The Harvest of War by Stephen P. Kershaw

The Harvest of War by Stephen P. Kershaw

Author:Stephen P. Kershaw
Language: eng
Format: epub
Publisher: Pegasus Books
Published: 2022-10-04T00:00:00+00:00


The Spartans advanced slowly and to the rhythm of the many flute players deployed in their midst. This was […] to maintain a steady rhythm as they advanced, and to avoid their good order being broken, which often occurs when large formations go on the offensive.62

Other states also used flute players, as the famous Chigi vase63 shows, where a musician is embedded in a Corinthian hoplite phalanx, but as with so much else in the military sphere, the Spartans took this to another level.64 And when push came to shove, as it literally did in the othismos, their prowess was incomparable.65

However effectively the Spartans ‘brandished their murderous ashen spears’,66 their numbers were still small.
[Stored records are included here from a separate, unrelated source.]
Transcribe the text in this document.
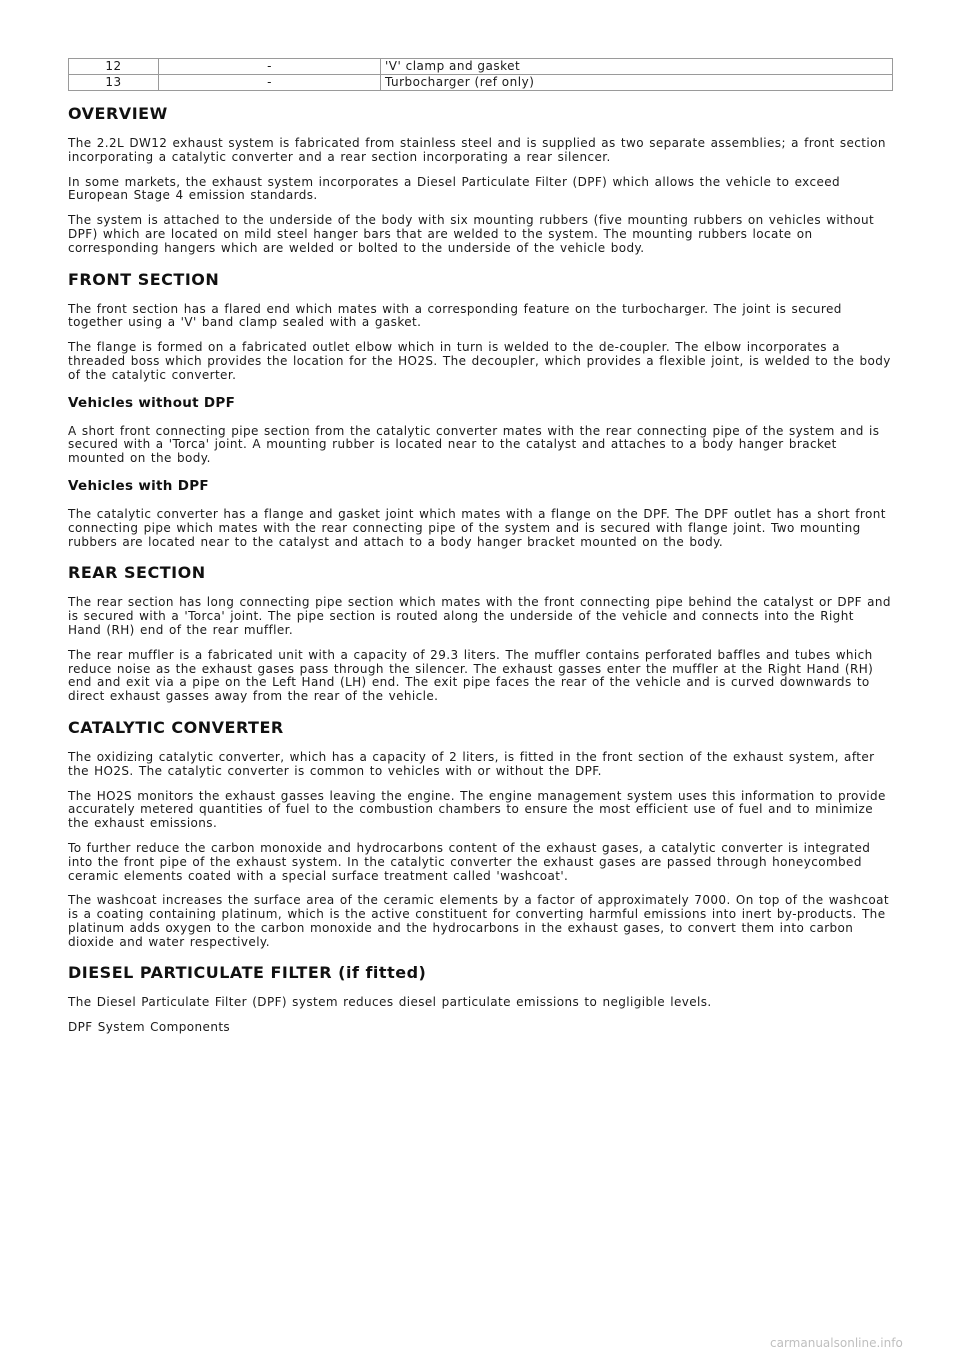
12	-	'V' clamp and gasket
13	-	Turbocharger (ref only)
OVERVIEW

The 2.2L DW12 exhaust system is fabricated from stainless steel and is supplied as two separate assemblies; a front section incorporating a catalytic converter and a rear section incorporating a rear silencer.

In some markets, the exhaust system incorporates a Diesel Particulate Filter (DPF) which allows the vehicle to exceed European Stage 4 emission standards.

The system is attached to the underside of the body with six mounting rubbers (five mounting rubbers on vehicles without DPF) which are located on mild steel hanger bars that are welded to the system. The mounting rubbers locate on corresponding hangers which are welded or bolted to the underside of the vehicle body.

FRONT SECTION

The front section has a flared end which mates with a corresponding feature on the turbocharger. The joint is secured together using a 'V' band clamp sealed with a gasket.

The flange is formed on a fabricated outlet elbow which in turn is welded to the de-coupler. The elbow incorporates a threaded boss which provides the location for the HO2S. The decoupler, which provides a flexible joint, is welded to the body of the catalytic converter.

Vehicles without DPF

A short front connecting pipe section from the catalytic converter mates with the rear connecting pipe of the system and is secured with a 'Torca' joint. A mounting rubber is located near to the catalyst and attaches to a body hanger bracket mounted on the body.

Vehicles with DPF

The catalytic converter has a flange and gasket joint which mates with a flange on the DPF. The DPF outlet has a short front connecting pipe which mates with the rear connecting pipe of the system and is secured with flange joint. Two mounting rubbers are located near to the catalyst and attach to a body hanger bracket mounted on the body.

REAR SECTION

The rear section has long connecting pipe section which mates with the front connecting pipe behind the catalyst or DPF and is secured with a 'Torca' joint. The pipe section is routed along the underside of the vehicle and connects into the Right Hand (RH) end of the rear muffler.

The rear muffler is a fabricated unit with a capacity of 29.3 liters. The muffler contains perforated baffles and tubes which reduce noise as the exhaust gases pass through the silencer. The exhaust gasses enter the muffler at the Right Hand (RH) end and exit via a pipe on the Left Hand (LH) end. The exit pipe faces the rear of the vehicle and is curved downwards to direct exhaust gasses away from the rear of the vehicle.

CATALYTIC CONVERTER

The oxidizing catalytic converter, which has a capacity of 2 liters, is fitted in the front section of the exhaust system, after the HO2S. The catalytic converter is common to vehicles with or without the DPF.

The HO2S monitors the exhaust gasses leaving the engine. The engine management system uses this information to provide accurately metered quantities of fuel to the combustion chambers to ensure the most efficient use of fuel and to minimize the exhaust emissions.

To further reduce the carbon monoxide and hydrocarbons content of the exhaust gases, a catalytic converter is integrated into the front pipe of the exhaust system. In the catalytic converter the exhaust gases are passed through honeycombed ceramic elements coated with a special surface treatment called 'washcoat'.

The washcoat increases the surface area of the ceramic elements by a factor of approximately 7000. On top of the washcoat is a coating containing platinum, which is the active constituent for converting harmful emissions into inert by-products. The platinum adds oxygen to the carbon monoxide and the hydrocarbons in the exhaust gases, to convert them into carbon dioxide and water respectively.

DIESEL PARTICULATE FILTER (if fitted)

The Diesel Particulate Filter (DPF) system reduces diesel particulate emissions to negligible levels.

DPF System Components

carmanualsonline.info
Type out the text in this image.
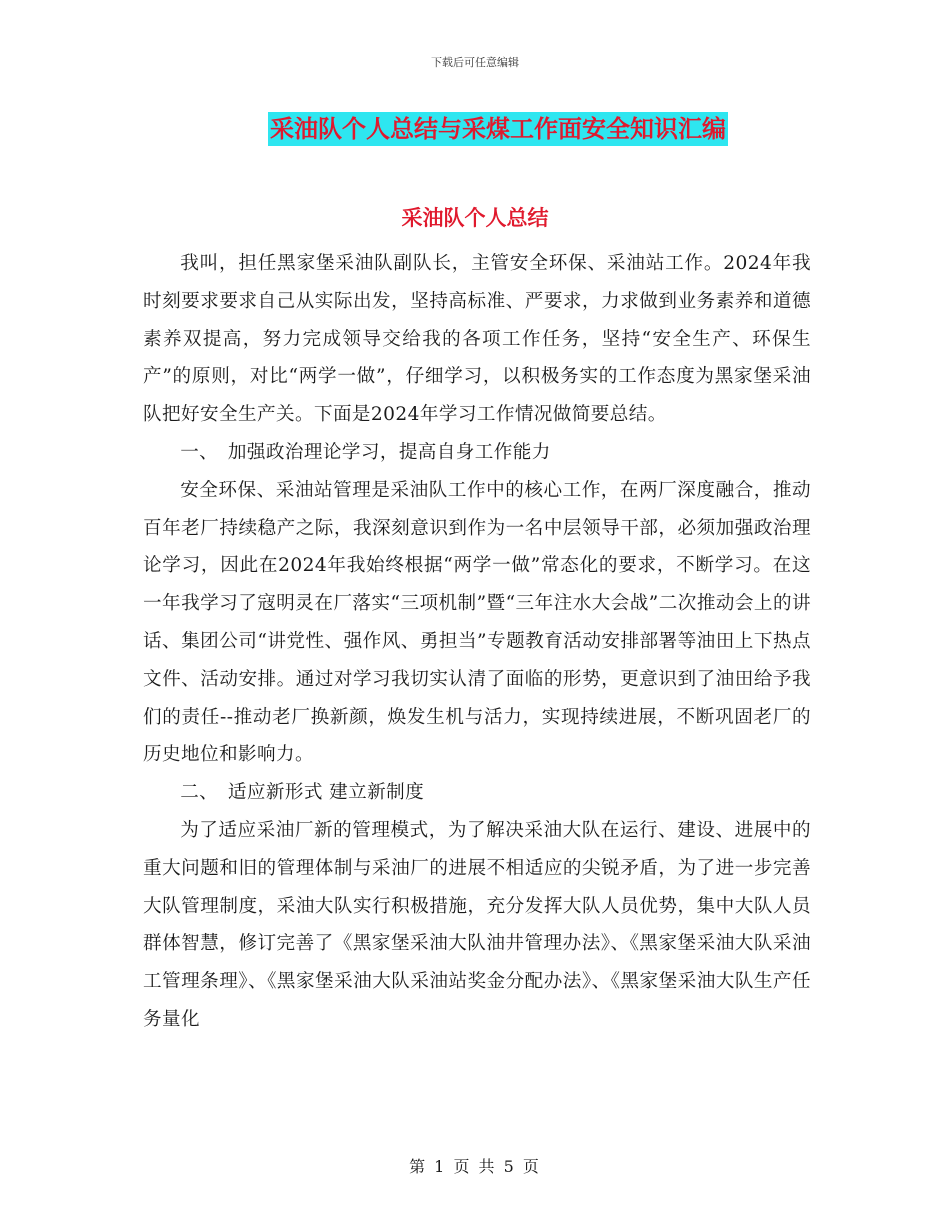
下载后可任意编辑
采油队个人总结与采煤工作面安全知识汇编
采油队个人总结

我叫，担任黑家堡采油队副队长，主管安全环保、采油站工作。2024年我时刻要求要求自己从实际出发，坚持高标准、严要求，力求做到业务素养和道德素养双提高，努力完成领导交给我的各项工作任务，坚持“安全生产、环保生产”的原则，对比“两学一做”，仔细学习，以积极务实的工作态度为黑家堡采油队把好安全生产关。下面是2024年学习工作情况做简要总结。

一、　加强政治理论学习，提高自身工作能力

安全环保、采油站管理是采油队工作中的核心工作，在两厂深度融合，推动百年老厂持续稳产之际，我深刻意识到作为一名中层领导干部，必须加强政治理论学习，因此在2024年我始终根据“两学一做”常态化的要求，不断学习。在这一年我学习了寇明灵在厂落实“三项机制”暨“三年注水大会战”二次推动会上的讲话、集团公司“讲党性、强作风、勇担当”专题教育活动安排部署等油田上下热点文件、活动安排。通过对学习我切实认清了面临的形势，更意识到了油田给予我们的责任--推动老厂换新颜，焕发生机与活力，实现持续进展，不断巩固老厂的历史地位和影响力。

二、　适应新形式 建立新制度

为了适应采油厂新的管理模式，为了解决采油大队在运行、建设、进展中的重大问题和旧的管理体制与采油厂的进展不相适应的尖锐矛盾，为了进一步完善大队管理制度，采油大队实行积极措施，充分发挥大队人员优势，集中大队人员群体智慧，修订完善了《黑家堡采油大队油井管理办法》、《黑家堡采油大队采油工管理条理》、《黑家堡采油大队采油站奖金分配办法》、《黑家堡采油大队生产任务量化

第 1 页 共 5 页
Diodorus tells us that when Leonidas announced his plan to take 1,000 Lacedaemonians to Thermopylae, the ephors simply told him that he should take more. But the king told them, ‘They are indeed a small number to prevent the Barbarians transiting the passes, but they are plenty for the task they are now setting out to accomplish.’67 This is enigmatic but illuminating, as is his laconically terse statement that the manpower of the whole of Greece would not be sufficient if he were just relying on numbers, but since he was relying on courage, he had all that he needed.68 This raises questions about what was Leonidas and his troops’ ‘task they are now setting out to accomplish’. Some 400 years later Diodorus praised the Spartans for being the only people he knew of who chose to preserve the laws of their state rather than their own lives,69 and dramatised an exchange between Leonidas and the ephors where he told them in secret: ‘On the face of it I am leading them to guard the passes, but in reality to die for the freedom of everyone.’70 He added that however many Spartans he took, every single one would die in battle, because no one would turn and run. Around 150 years later Plutarch repeated the story: Leonidas was quizzed by the ephors, who were wondering whether he had decided to do anything apart from block the pass, to which he responded, ‘No. Not in theory. But actually, my real mission is to die for Greece.’71 Plutarch also records an exchange between Leonidas and his wife Gorgo as he left Sparta. She asked him whether he had any instructions and was told to marry good men and bear good children.72 Statements like these, allied to the fact that Leonidas only took Spartans who had living sons,73 who were therefore expendable, and Plutarch’s statement that the Spartans held their own funeral games in front of their parents before they went off to war, have generated the idea that this was a suicide mission.74 But although the expedition was high-risk and the attrition rates would doubtless be high, Leonidas and the 300 were neither expecting nor seeking to die to a man for no perceptible strategic gain. They were prepared to give their lives for the cause, but that was not their objective.